Authors: Alex Berson and Stephen J. Smith
Publisher: McGRAW-HILL (ISBN 0-07-006272-2)
Data Warehousing, Data Mining, & OLAP, written by Alex Berson and Stephen J. Smith (Computing McGraw-Hill 1997), focuses on data delivery as a top priority in business computing today. The
authors use the forward to specify the three areas of data warehousing to be covered in the book as 1) bringing data necessary for enhancing traditional information presentation technologies into a
single source, 2) supporting online analytical processing (OLAP), and 3) the newest data delivery engine, Data Mining.
The book is broken into five parts, Foundation, Data Warehousing, Business Analysis, Data Mining, and Data Visualization and Overall Perspective. Each part goes into a tremendous amount of detail
starting general and moving to the specific, detailing at least five long chapters within each section.
The Foundation section begins by introducing the data warehouse, presenting an overview of client/server architectures and presenting parallel processors and cluster systems. The section continues
by discussing distributed database management systems, and by individually offering an overview of major client/server RDBMS database environments such as Oracle, Informix, Sybase, IBM’s DB2,
and Microsoft MS-SQL Server. This section builds a tremendous foundation of warehousing technology by detailing hardware architectures, multiprocessing architectures, and RDBMS features and
The second section, Data Warehousing, begins by detailing data warehousing components and the processes of building a data warehouse. This section of the book details mapping the warehouse to the
parallel processing architectures, selecting database schemas for decision support, the process of extracting, cleaning, and transforming data, and describes meta data as a key component of
supporting the knowledge workers. The chapters go into tremendous details, discussing tool requirements and offering a look at tool-by-tool vendor-based solutions.
The Business Analysis section of this book begins by breaking reporting and query tools into categories including reporting tools, managed query tools, executive information system (EIS) tools,
OLAP tools, and data mining tools. The authors talk about the need for developing reporting applications and then discuss many of the most recognized reporting and querying tools on the market
today. The chapters in this section also detail OLAP (what it is and and why it is necessary), introduces patterns and models for business analysis, explains different types of statistical
analysis, and delves briefly into the technologies of expert systems and artificial intelligence.
The fourth section, Data Mining, introduces the topic by discussing its motivation, measuring its effectiveness, and by defining the difference between discovery and prediction. The first chapter
in this section talks about the state of the data mining industry and compares the present technologies to that of days in the recent past. The rest of the chapters in this section discuss decision
trees, neural networks, genetic algorithms and rule induction.
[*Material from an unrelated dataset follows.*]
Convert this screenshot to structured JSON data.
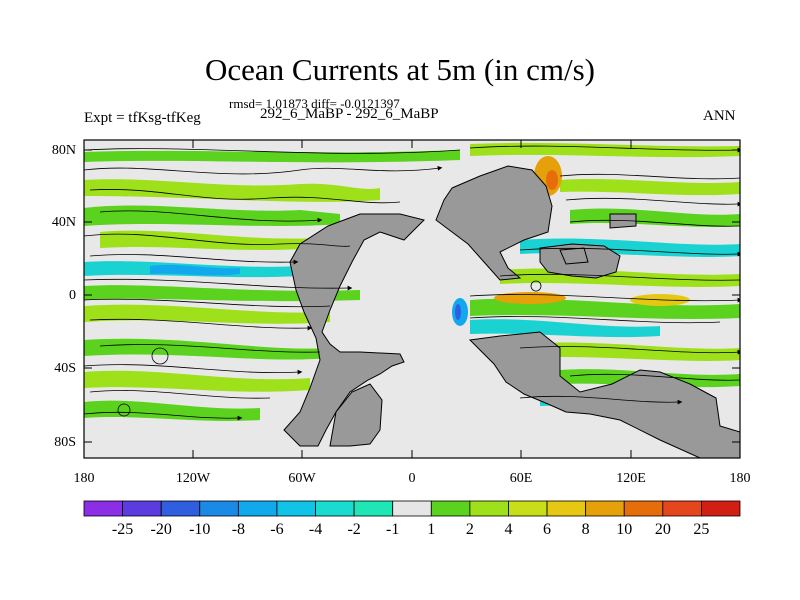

The section wraps up by helping the reader to select and use the right tools.
The final section, Data Visualization and Overall Perspectives pull together the information from the previous sections. In this section, the authors assume a basic understanding of what was
delivered in the other sections. This section focuses on “putting it all together” by discussing scalable solutions, the data warehouse market, costs and benefits of data warehousing, and by
describing Berson and Smith’s impressions of what is to come (and may already be here) in the field of data delivery. These impressions cover distributed warehouses, internet/intranet for
information delivery, object-relational databases, and very large databases (VLDBs).
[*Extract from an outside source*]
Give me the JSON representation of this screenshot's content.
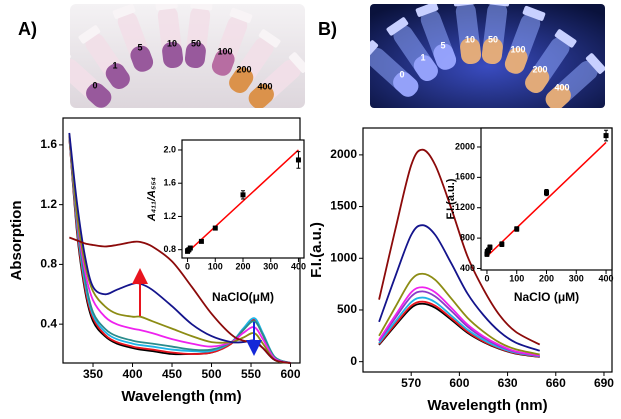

The appendixes of the book provide additional information beyond that already detailed in the sections and chapters described above. The appendixes include a detailed glossary of business and
technical terms used and discussed in the chapters, a section on improving return on investment (ROI), Dr. E.F. Codd’s twelve guidelines for OLAP, and the Data Warehousing Institute’s
ten mistakes for data warehousing managers to avoid.
With this book, Data Warehousing, Data Mining, & OLAP, Alex Berson and Stephen J. Smith have delivered an important reference for all individuals developing data warehouses right now. The book
provides a level of detail that is hard to find in one place anywhere. Through their ability to introduce, define, and detailed all aspects of data delivery, and the depth of information about
tools presently on the market, this book will be a tremendous tool and reference guide to any individual responsible for delivering data to the corporation.